Automobile : coup d’accélérateur sur le malus et coup de frein sur le bonus

Le 29 septembre 2020 par Victor Miget
Imprimer Twitter Facebook Linkedin Google Plus Email
ajouter à mes dossiersRéagir à cet article
En 2022, le montant de la prime à la conversion reviendra à 5000 euros, son niveau d'avant crise.
En 2022, le montant de la prime à la conversion reviendra à 5000 euros, son niveau d'avant crise.

Dans le cadre du projet de PLF2021, présenté le 28 septembre, le ministère des Finances prévoit de durcir le malus écologique et d’instaurer des montants régressifs pour la prime à l’achat. Ces mesures ne font pas l’unanimité.

 

Le secteur automobile échappe au malus sur la masse des véhicules, du moins pour un temps. Mais dans le cadre du PLF 2021 présenté hier, le gouvernement annonce le durcissement du barème du malus. Depuis le 1er mars 2020, il s’applique aux véhicules neufs émettant plus de 138 g de CO2/ km. Dès le 1er janvier 2021, le seuil tombera à 131g, puis 123 g en 2022. Sur ce point, l’équipe de Jean Castex suit les recommandations de la Convention citoyenne pour le Climat.

Un seuil qui baisse, et un plafond qui augmente. Le malus, de 20.000 euros maximum actuellement, pourra atteindre 40.000 euros en 2021 (cf barème) et 50.000 euros à partir de 2022. L’Etat espère ainsi récolter 980 M€ l’année prochaine et 1,5 milliards (Md€) en 2022. Contre 520 M€ cette année.

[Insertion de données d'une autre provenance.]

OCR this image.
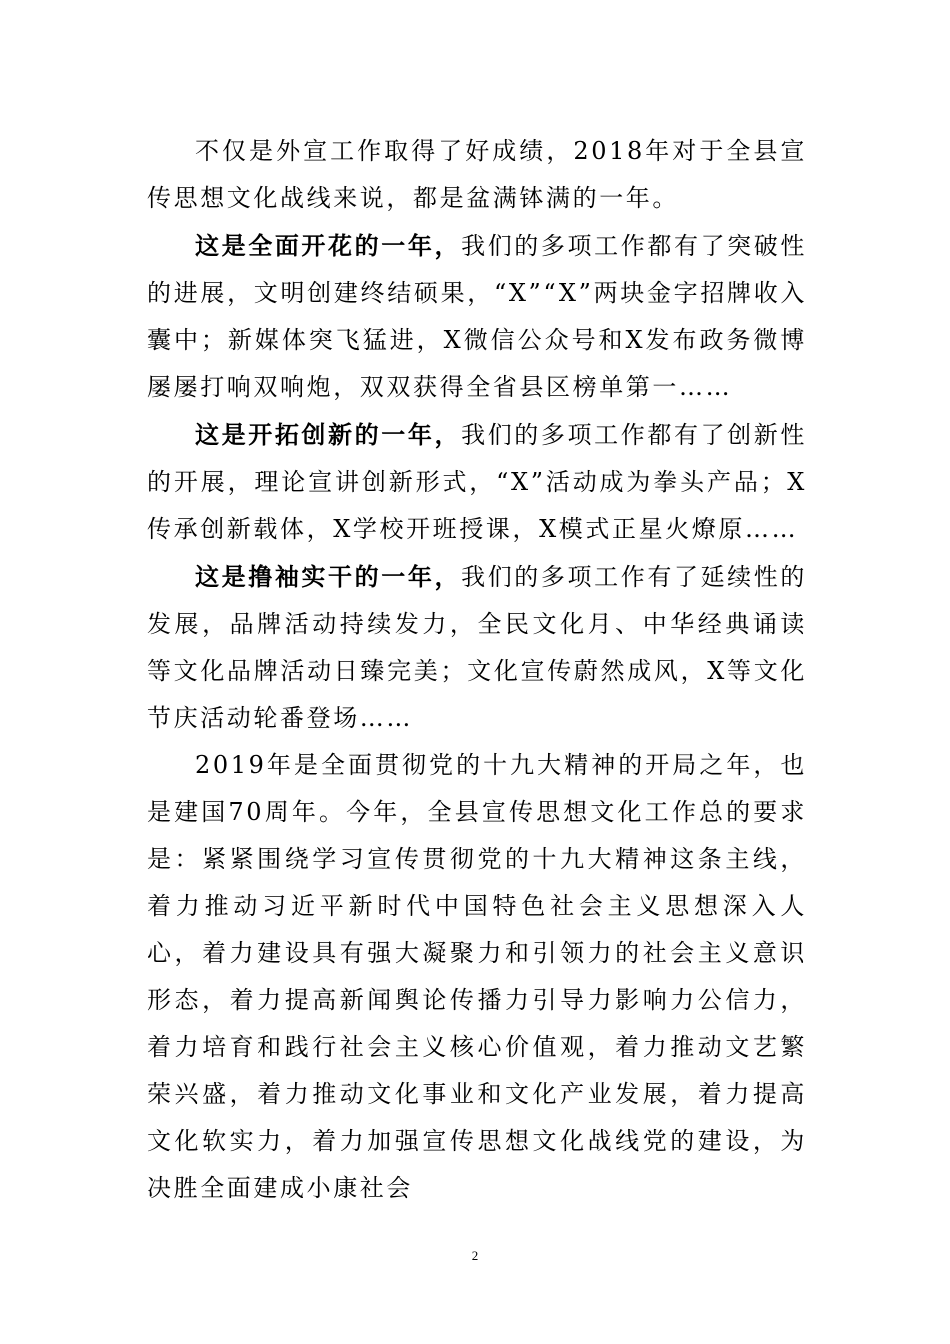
不仅是外宣工作取得了好成绩，2018年对于全县宣传思想文化战线来说，都是盆满钵满的一年。

这是全面开花的一年，我们的多项工作都有了突破性的进展，文明创建终结硕果，“X”“X”两块金字招牌收入囊中；新媒体突飞猛进，X微信公众号和X发布政务微博屡屡打响双响炮，双双获得全省县区榜单第一……

这是开拓创新的一年，我们的多项工作都有了创新性的开展，理论宣讲创新形式，“X”活动成为拳头产品；X传承创新载体，X学校开班授课，X模式正星火燎原……

这是撸袖实干的一年，我们的多项工作有了延续性的发展，品牌活动持续发力，全民文化月、中华经典诵读等文化品牌活动日臻完美；文化宣传蔚然成风，X等文化节庆活动轮番登场……

2019年是全面贯彻党的十九大精神的开局之年，也是建国70周年。今年，全县宣传思想文化工作总的要求是：紧紧围绕学习宣传贯彻党的十九大精神这条主线，着力推动习近平新时代中国特色社会主义思想深入人心，着力建设具有强大凝聚力和引领力的社会主义意识形态，着力提高新闻舆论传播力引导力影响力公信力，着力培育和践行社会主义核心价值观，着力推动文艺繁荣兴盛，着力推动文化事业和文化产业发展，着力提高文化软实力，着力加强宣传思想文化战线党的建设，为决胜全面建成小康社会

2
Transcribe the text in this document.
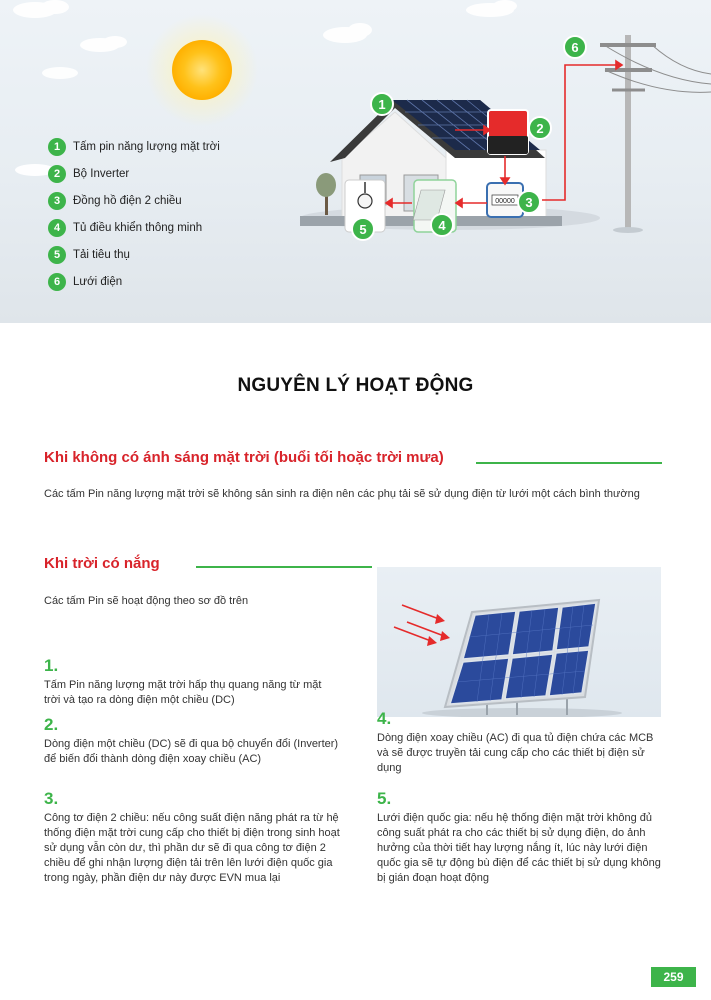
00000
1
2
3
4
5
6
1	Tấm pin năng lượng mặt trời
2	Bộ Inverter
3	Đồng hồ điện 2 chiều
4	Tủ điều khiển thông minh
5	Tải tiêu thụ
6	Lưới điện
NGUYÊN LÝ HOẠT ĐỘNG
Khi không có ánh sáng mặt trời (buổi tối hoặc trời mưa)
Các tấm Pin năng lượng mặt trời sẽ không sản sinh ra điện nên các phụ tải sẽ sử dụng điện từ lưới một cách bình thường
Khi trời có nắng
Các tấm Pin sẽ hoạt động theo sơ đồ trên
1.
Tấm Pin năng lượng mặt trời hấp thụ quang năng từ mặt trời và tạo ra dòng điện một chiều (DC)
2.
Dòng điện một chiều (DC) sẽ đi qua bộ chuyển đổi (Inverter) để biến đổi thành dòng điện xoay chiều (AC)
3.
Công tơ điện 2 chiều: nếu công suất điện năng phát ra từ hệ thống điện mặt trời cung cấp cho thiết bị điện trong sinh hoạt sử dụng vẫn còn dư, thì phần dư sẽ đi qua công tơ điện 2 chiều để ghi nhận lượng điện tải trên lên lưới điện quốc gia trong ngày, phần điện dư này được EVN mua lại
4.
Dòng điện xoay chiều (AC) đi qua tủ điện chứa các MCB và sẽ được truyền tải cung cấp cho các thiết bị điện sử dụng
5.
Lưới điện quốc gia: nếu hệ thống điện mặt trời không đủ công suất phát ra cho các thiết bị sử dụng điện, do ảnh hưởng của thời tiết hay lượng nắng ít, lúc này lưới điện quốc gia sẽ tự động bù điện để các thiết bị sử dụng không bị gián đoạn hoạt động
259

Coup de rabot pour les primes

En revanche, côté bonus, les montants vont baisser. Renforcés lors de l’annonce du plan de relance de l’automobile, ses montants seront dégressifs ces deux prochaines années. Alors que les Conventionnels plaidaient pour une prime à l’achat d’un véhicule  électrique à 9.000 euros pour les particuliers, celle-ci passera de 7.000€ à 6.000 € en 2021 et tombera à 5000 € en 2022. Concernant les flottes d’entreprises, comptez 4.000 euros, contre 5.000 euros auparavant. La prime accordée pour l’achat d’hybride rechargeable passera quant à elle de 2.000 à 1.000 euros. Enfin, la prime à la conversion passe à 3.000€ contre 5.000€ auparavant et sera réservée aux foyers modestes. Le revenu de fiscal de référence de 18.000 € devrait être abaissé en 2021.

Trop ou pas assez

La Fédération Nationale de l’Artisanat Automobile regrette ses annonces. «Après un durcissement conséquent du malus automobile en 2020, le gouvernement a en effet décidé sans concertation ; de penser à une échelle largement supérieure […] En corollaire, le bonus écologique lui n’est pas revalorisé». Déplore-t-elle. De leur avis, le malus suit une trajectoire beaucoup plus forte que le bonus, afin que le gouvernement engrange d’importantes recettes fiscales «sur le dos des automobilistes et au détriment de la filière». Bouteille à la mer : la fédération demande un moratoire d’au moins 2 ans sur la fiscalité automobile et une concertation élargie.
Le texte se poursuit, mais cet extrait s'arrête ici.